Coalition forces are keen that the elections should be seen as a thoroughly Iraqi process, with foreign troops keeping a discreet distance from the voting centers.
"I'd like to keep Americans away from the booths themselves," said Major Morgan Mann, the commander of the 200-strong Marine unit in Yusufiyah.
Iraqi National Guards and police will man the booths, with US forces staying at a distance of some 500m, he said, outlining a model likely to be followed across the country.
But security forces must somehow make voters feel safe without unrolling such a heavy security apparatus that might make many decide the risk was too great, added Mann, who believes violence will spike in the run-up to the vote.
Voters began registering across the country on Nov. 1 in hundreds of centres where Iraqi families come to get their monthly rations of rice, sugar, cooking oil, and tea.
But the process has been delayed in this area which was a no-go zone notorious for kidnappings and deadly attacks until a couple of months ago when US Marines set up a number of forward bases.
In Yusufiyah, Sunni Muslim thugs were abducting Shiites in the streets and killing them, locals say.
But after major US-led assaults in November to restore government control in the insurgent bastions of Fallujah and Mosul ahead of the elections, the focus turned to the "triangle of death."
Mortar and roadside bomb attacks continue in the region, and water and electricty supplies are at best erratic, but life is returning to some semblance of normality as US Marines maintain a highly visible presence.
Yusufiyah still resembles a battle zone, with Marines holed up in a heavily-fortified base in an abandoned school between the police station and the town hall, both now bombed-out ruins.

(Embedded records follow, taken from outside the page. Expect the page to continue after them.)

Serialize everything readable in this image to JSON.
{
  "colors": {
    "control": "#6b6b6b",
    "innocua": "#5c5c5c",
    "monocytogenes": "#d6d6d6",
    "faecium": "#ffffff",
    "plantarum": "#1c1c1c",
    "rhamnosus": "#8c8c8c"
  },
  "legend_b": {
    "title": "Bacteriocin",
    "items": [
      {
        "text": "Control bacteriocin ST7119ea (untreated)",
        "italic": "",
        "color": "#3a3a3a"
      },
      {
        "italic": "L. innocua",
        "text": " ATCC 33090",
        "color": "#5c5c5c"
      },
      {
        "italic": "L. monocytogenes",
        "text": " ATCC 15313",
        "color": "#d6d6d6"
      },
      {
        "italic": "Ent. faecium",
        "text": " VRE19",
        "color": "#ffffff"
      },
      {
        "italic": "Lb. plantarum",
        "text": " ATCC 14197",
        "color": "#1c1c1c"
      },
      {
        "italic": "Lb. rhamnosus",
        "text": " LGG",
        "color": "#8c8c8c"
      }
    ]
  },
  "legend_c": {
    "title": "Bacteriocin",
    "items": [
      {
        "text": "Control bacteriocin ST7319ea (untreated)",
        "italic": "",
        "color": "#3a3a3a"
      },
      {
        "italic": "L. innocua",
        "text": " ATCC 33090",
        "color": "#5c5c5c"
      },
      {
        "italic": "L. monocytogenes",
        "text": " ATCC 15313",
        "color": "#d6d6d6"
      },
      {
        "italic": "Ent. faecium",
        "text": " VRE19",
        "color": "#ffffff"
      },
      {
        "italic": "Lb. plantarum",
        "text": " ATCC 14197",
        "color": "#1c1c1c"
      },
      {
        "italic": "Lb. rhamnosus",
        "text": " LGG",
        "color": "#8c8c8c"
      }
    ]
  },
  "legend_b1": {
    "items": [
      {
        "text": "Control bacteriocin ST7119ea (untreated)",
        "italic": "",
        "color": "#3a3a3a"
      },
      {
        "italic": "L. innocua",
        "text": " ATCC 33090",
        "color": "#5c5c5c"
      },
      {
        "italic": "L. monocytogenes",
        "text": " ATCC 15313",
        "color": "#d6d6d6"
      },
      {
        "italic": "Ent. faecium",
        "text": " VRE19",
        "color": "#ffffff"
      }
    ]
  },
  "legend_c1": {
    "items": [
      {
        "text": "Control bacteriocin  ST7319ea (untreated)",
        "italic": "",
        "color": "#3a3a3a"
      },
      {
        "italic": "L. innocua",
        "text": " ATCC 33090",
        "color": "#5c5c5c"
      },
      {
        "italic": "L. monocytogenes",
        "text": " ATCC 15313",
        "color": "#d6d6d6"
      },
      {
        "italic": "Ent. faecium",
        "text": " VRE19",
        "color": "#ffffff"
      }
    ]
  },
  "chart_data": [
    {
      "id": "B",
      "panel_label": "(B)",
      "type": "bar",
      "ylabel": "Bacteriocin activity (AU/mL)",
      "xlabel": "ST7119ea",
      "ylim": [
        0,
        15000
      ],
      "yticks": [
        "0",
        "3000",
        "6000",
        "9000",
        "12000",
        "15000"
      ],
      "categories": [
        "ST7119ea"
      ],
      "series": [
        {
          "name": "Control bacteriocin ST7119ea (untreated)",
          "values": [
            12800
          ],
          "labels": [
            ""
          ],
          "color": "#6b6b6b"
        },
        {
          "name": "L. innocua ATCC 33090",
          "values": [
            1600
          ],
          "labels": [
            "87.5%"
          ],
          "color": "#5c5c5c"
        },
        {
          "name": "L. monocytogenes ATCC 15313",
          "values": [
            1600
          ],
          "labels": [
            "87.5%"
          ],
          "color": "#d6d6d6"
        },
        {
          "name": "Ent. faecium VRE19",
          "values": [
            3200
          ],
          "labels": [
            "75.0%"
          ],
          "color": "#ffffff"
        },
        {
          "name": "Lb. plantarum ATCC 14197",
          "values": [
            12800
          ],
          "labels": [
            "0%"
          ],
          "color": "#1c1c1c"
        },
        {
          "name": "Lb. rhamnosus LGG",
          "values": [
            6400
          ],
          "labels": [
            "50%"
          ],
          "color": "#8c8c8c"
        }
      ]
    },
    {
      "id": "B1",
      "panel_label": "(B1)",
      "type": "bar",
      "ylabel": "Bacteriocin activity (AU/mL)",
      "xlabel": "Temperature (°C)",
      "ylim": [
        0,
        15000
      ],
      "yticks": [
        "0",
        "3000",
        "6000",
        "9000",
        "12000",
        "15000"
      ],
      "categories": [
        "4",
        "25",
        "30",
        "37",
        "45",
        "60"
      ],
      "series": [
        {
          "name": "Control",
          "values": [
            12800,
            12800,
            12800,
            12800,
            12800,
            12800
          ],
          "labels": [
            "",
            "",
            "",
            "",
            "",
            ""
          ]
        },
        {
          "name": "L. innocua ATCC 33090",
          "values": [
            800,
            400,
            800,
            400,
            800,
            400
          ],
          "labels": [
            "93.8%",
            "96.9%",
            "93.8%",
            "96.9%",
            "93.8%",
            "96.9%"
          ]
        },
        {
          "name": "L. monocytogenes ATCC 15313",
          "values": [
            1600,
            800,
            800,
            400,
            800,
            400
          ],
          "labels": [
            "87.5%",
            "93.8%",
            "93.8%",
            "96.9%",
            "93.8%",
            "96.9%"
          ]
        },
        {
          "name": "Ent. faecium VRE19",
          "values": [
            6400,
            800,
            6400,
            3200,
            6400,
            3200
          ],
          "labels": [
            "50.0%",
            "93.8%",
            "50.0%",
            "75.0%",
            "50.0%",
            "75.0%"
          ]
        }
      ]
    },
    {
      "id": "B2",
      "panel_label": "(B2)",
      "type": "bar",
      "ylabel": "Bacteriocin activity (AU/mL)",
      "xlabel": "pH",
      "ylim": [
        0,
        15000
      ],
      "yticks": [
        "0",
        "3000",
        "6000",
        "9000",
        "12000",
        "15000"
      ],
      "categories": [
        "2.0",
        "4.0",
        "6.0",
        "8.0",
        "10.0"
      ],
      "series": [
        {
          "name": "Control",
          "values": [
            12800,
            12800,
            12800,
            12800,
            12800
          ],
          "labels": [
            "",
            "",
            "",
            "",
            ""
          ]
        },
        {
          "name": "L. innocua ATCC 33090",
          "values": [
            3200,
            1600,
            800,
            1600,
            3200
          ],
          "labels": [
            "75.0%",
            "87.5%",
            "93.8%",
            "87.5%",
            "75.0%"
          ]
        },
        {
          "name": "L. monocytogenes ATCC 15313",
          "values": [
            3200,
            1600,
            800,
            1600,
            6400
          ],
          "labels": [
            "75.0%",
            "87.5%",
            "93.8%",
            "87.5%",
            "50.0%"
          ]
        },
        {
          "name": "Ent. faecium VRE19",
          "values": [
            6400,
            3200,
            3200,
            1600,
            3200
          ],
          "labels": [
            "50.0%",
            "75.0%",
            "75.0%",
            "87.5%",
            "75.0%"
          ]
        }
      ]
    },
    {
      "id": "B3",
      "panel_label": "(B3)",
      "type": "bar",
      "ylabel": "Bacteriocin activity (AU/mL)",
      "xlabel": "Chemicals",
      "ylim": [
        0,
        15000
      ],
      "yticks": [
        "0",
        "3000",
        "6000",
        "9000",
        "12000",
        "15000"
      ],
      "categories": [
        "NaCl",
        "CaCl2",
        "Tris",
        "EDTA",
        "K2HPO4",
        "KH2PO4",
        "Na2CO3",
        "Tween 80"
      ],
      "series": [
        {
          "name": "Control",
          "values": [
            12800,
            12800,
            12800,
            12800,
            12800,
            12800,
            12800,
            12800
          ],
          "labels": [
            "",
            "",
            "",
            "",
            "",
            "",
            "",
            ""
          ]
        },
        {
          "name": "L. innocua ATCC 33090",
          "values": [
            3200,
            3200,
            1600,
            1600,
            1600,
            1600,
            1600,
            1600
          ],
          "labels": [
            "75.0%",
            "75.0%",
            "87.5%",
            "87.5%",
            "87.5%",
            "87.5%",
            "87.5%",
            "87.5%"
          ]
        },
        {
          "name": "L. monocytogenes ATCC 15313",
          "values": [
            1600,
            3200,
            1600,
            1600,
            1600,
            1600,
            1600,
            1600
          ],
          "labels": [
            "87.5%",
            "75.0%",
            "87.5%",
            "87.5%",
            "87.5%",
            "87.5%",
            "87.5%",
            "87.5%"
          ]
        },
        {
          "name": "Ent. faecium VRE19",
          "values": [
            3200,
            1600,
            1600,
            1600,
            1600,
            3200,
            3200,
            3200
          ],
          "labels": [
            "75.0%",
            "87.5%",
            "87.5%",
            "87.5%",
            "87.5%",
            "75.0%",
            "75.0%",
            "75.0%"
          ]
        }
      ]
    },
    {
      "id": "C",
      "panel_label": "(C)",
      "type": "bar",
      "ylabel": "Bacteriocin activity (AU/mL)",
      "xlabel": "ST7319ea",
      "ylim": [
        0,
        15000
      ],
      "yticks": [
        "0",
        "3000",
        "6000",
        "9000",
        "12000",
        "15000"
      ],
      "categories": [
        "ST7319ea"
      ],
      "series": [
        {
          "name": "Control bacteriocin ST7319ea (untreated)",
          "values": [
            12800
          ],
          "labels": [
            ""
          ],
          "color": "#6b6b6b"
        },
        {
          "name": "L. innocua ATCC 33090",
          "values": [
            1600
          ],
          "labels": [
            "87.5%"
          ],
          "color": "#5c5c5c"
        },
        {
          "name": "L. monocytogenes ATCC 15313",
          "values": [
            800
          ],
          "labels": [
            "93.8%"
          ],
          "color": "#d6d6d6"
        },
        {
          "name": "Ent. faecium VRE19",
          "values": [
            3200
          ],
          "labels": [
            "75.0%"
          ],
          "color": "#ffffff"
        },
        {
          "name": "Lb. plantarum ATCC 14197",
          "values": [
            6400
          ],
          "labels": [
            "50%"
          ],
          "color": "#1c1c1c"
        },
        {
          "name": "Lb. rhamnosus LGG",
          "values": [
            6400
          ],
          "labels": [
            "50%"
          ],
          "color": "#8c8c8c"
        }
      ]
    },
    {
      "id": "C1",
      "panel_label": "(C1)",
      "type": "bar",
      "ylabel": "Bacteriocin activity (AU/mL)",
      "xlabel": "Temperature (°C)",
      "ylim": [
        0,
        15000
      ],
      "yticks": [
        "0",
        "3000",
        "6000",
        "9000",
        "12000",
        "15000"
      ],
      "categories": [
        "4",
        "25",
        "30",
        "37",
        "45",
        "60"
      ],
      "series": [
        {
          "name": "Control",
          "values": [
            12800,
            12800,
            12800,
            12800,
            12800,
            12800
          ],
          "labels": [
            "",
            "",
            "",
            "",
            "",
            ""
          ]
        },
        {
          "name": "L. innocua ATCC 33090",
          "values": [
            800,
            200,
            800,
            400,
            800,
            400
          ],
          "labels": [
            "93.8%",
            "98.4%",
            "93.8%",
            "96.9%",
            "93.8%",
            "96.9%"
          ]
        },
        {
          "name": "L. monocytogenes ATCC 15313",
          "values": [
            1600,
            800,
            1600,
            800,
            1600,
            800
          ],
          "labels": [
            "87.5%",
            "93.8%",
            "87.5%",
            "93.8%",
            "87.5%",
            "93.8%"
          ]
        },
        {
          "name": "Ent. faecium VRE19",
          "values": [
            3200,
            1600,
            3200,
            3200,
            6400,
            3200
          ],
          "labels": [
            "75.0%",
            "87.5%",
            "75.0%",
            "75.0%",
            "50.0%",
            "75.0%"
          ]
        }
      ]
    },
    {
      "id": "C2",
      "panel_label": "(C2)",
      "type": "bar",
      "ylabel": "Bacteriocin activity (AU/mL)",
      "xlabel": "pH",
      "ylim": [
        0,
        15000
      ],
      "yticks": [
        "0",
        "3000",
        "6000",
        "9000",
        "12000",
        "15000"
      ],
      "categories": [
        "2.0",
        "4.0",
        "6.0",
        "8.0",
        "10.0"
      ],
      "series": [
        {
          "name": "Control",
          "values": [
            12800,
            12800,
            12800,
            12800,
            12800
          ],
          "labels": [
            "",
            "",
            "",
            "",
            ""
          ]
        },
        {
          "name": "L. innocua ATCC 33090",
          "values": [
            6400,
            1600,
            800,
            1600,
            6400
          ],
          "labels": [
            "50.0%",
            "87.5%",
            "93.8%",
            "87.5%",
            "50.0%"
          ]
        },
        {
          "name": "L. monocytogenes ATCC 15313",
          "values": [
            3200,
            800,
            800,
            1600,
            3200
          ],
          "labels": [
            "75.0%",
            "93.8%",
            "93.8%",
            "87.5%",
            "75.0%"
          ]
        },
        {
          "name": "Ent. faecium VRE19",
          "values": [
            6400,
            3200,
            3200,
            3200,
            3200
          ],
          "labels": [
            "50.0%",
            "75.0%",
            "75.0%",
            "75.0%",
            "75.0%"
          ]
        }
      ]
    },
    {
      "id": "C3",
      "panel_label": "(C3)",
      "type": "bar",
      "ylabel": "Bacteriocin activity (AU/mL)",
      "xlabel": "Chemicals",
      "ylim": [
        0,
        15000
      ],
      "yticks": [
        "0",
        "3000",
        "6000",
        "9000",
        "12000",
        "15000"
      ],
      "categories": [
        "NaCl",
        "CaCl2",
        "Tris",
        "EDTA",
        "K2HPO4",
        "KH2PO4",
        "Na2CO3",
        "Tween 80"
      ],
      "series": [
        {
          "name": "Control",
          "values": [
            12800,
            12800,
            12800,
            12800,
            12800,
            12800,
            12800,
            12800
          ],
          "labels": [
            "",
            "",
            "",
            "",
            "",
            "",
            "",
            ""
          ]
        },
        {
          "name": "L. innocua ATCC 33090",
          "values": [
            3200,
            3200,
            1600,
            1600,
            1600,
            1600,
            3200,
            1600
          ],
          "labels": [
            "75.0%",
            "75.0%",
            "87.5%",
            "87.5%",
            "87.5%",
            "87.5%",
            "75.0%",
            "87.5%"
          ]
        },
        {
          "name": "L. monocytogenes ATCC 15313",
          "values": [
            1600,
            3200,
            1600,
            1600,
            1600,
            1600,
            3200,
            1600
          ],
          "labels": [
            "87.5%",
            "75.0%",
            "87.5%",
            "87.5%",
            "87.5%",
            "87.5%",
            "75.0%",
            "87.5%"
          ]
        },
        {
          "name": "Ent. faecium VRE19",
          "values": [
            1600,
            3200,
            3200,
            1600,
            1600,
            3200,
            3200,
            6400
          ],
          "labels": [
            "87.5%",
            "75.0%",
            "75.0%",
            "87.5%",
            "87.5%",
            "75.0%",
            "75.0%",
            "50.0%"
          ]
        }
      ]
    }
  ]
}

But children are back in school in this town of some 40,000 people, a health clinic has reopened and business is picking up at the souk, or market.
At the town's Shiite mosque, the imam's brother said the faithful were being told at prayers to get out and vote on Jan. 30.
"All the Shiite follow one man, Ayatollah al-Sistani," said Tahar Rihan Hamud Mahawi, clad in a checked red headscarf and a long grey robe.
He hurried inside the mosque and re-emerged with a document bearing the stamp of al-Sistani, the country's most revered Shiite leader, that reminded Shiites of their democratic duty.
A man standing in the courtyard chipped in, unprompted: "The Sunnis won't vote, they hate the Shiite."
Many Sunni leaders have been calling for a boycott of the vote.